- Chairman Kelvin Wong warns of inflated DAT share prices.
- Boyaa Interactive and Ourgame International among affected firms.
- India and Australia also move to curb crypto-heavy listings.
Hong Kong’s Securities and Futures Commission (SFC) has stepped up its scrutiny of listed companies holding digital asset treasuries (DATs) after findings suggested retail investors may have lost billions trading these stocks.
The regulator is concerned that some companies’ share prices may be trading well above the value of their crypto holdings, raising questions about investor protection and market transparency.
The move comes amid growing global unease over corporate exposure to digital assets, with regulators in Hong Kong, India and Australia tightening oversight of firms that integrate cryptocurrency into their balance sheets.
SFC flags risk of inflated share valuations
SFC chairman Kelvin Wong Tin-yau said the commission is closely monitoring how listed companies manage their crypto assets, noting that some stock prices might not reflect the true value of those holdings.
Wong pointed to examples in the United States where companies exposed to digital assets saw valuations rise to more than double the cost basis of their crypto portfolios.
Research from Singapore-based 10X Research earlier this month indicated retail investors may have lost roughly $17 billion in aggregate trading digital asset-linked stocks.
Many of those losses came from investors who bought shares at a premium far above the company’s net asset value.
Some of Hong Kong’s most active DAT firms, including Boyaa Interactive and Ourgame International, have seen share performance weaken amid crypto market volatility.
The SFC’s growing concern reflects a broader effort to assess whether such companies pose a risk to financial stability, particularly when share prices are driven more by speculative demand than by operational performance.
Regulators push back on rebranding attempts
Authorities in Hong Kong have already acted against companies that try to rebrand themselves as crypto-holding entities without substantial underlying business activity.
The SFC cited listing rules that restrict companies from holding excessive liquid assets, including cryptocurrencies, on their balance sheets without demonstrating a clear operational rationale.
Wong said investors should “fully understand the underlying risks of DATs” and added that the commission plans to expand public education campaigns to help retail investors grasp how digital asset treasuries work and the market volatility they may face.
Once its review is complete, the SFC will decide whether specific rules are needed for DATs, as Hong Kong currently lacks a tailored framework governing listed companies that invest directly in cryptocurrencies.

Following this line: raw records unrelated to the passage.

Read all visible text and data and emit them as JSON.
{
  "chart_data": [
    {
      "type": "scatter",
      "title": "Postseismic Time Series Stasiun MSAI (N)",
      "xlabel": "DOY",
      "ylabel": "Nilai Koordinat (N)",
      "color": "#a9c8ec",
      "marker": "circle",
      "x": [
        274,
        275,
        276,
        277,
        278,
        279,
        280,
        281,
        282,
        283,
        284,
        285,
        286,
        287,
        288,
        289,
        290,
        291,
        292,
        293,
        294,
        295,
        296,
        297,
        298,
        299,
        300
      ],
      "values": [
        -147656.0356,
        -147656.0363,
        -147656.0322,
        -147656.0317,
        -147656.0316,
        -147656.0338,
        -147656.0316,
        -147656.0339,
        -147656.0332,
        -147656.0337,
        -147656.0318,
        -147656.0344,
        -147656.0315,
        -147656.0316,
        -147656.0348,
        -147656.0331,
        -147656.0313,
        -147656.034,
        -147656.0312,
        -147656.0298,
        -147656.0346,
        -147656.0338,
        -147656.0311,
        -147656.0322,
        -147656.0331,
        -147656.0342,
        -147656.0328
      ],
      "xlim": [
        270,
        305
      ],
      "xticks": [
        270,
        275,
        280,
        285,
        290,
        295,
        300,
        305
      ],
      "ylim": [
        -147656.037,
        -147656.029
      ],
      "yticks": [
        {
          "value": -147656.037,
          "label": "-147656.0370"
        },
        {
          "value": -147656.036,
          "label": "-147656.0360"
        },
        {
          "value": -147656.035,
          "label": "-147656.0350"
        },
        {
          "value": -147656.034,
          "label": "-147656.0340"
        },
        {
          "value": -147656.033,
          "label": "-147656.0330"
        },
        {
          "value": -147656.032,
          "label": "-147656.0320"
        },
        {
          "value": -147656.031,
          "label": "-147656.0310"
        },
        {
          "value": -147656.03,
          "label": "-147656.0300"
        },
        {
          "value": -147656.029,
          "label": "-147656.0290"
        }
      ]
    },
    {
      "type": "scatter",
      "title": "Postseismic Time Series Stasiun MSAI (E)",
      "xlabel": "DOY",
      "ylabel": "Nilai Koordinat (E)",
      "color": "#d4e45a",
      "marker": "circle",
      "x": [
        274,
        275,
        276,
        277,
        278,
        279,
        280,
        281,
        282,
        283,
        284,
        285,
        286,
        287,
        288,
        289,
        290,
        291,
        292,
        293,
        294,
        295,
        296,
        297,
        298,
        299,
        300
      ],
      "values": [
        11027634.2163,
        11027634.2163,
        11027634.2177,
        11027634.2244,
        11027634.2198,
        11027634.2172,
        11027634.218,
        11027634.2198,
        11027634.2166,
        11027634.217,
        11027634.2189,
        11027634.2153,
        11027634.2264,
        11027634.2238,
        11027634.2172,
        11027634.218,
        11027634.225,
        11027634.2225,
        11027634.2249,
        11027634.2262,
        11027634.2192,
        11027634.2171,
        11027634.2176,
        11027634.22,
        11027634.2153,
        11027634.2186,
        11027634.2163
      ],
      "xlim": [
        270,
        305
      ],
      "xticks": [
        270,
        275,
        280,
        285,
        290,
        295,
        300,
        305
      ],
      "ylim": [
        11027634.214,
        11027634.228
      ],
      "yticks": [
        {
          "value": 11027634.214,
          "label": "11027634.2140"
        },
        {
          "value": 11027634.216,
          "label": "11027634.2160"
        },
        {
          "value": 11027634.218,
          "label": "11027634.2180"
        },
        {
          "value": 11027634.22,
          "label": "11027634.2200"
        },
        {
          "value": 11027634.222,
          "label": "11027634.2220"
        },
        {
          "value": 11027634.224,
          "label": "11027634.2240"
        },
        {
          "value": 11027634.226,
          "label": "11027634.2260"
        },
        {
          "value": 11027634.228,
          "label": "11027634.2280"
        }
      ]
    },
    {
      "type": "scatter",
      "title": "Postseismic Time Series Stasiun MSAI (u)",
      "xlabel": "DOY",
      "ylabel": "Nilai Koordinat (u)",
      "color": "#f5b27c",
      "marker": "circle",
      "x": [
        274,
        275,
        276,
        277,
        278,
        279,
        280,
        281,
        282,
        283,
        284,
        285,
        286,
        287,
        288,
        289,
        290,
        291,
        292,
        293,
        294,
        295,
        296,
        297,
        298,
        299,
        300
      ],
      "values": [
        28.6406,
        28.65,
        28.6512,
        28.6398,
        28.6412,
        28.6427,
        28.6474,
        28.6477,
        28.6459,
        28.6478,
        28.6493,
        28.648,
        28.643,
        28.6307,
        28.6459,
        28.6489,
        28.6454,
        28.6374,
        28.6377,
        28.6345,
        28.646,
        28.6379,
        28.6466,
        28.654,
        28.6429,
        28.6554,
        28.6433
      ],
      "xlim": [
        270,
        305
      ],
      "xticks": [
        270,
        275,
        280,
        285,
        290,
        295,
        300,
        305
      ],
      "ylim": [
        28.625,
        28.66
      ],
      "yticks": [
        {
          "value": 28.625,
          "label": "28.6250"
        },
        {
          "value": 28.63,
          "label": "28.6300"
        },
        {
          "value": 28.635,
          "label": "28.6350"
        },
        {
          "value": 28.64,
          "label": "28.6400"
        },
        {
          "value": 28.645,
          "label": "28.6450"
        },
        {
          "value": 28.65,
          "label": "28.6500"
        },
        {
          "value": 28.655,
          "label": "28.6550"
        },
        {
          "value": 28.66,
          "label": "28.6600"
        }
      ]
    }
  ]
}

Global caution spreads across markets
Regulatory caution is not limited to Hong Kong. Similar developments have emerged recently in India and Australia, where exchanges raised concerns about listed firms shifting large portions of capital into crypto holdings.
In Australia, the Australian Securities Exchange (ASX) limits listed companies from holding more than 50% of their assets in cash or cash-like instruments, a rule that complicates efforts to build crypto-heavy balance sheets.
In India, the Bombay Stock Exchange recently rejected a listing proposal from Jetking Infotrain because the plan involved allocating funds to digital assets.
Across jurisdictions, regulators are increasingly adjusting rules to demand clearer oversight of corporate crypto exposure.
Industry worries about unsustainable models
Crypto industry experts have raised concerns that many DAT companies operate without robust governance frameworks or defined risk controls.
Without clear strategies to manage asset volatility or liquidity shocks, retail investors may face significant losses during market downturns.
While digital asset treasuries offer companies a new way to diversify holdings, regulators argue such moves must be supported by sound business fundamentals rather than speculative enthusiasm.
The SFC’s review marks an important step in defining how listed companies can responsibly integrate crypto into their financial strategies without putting shareholders at undue risk.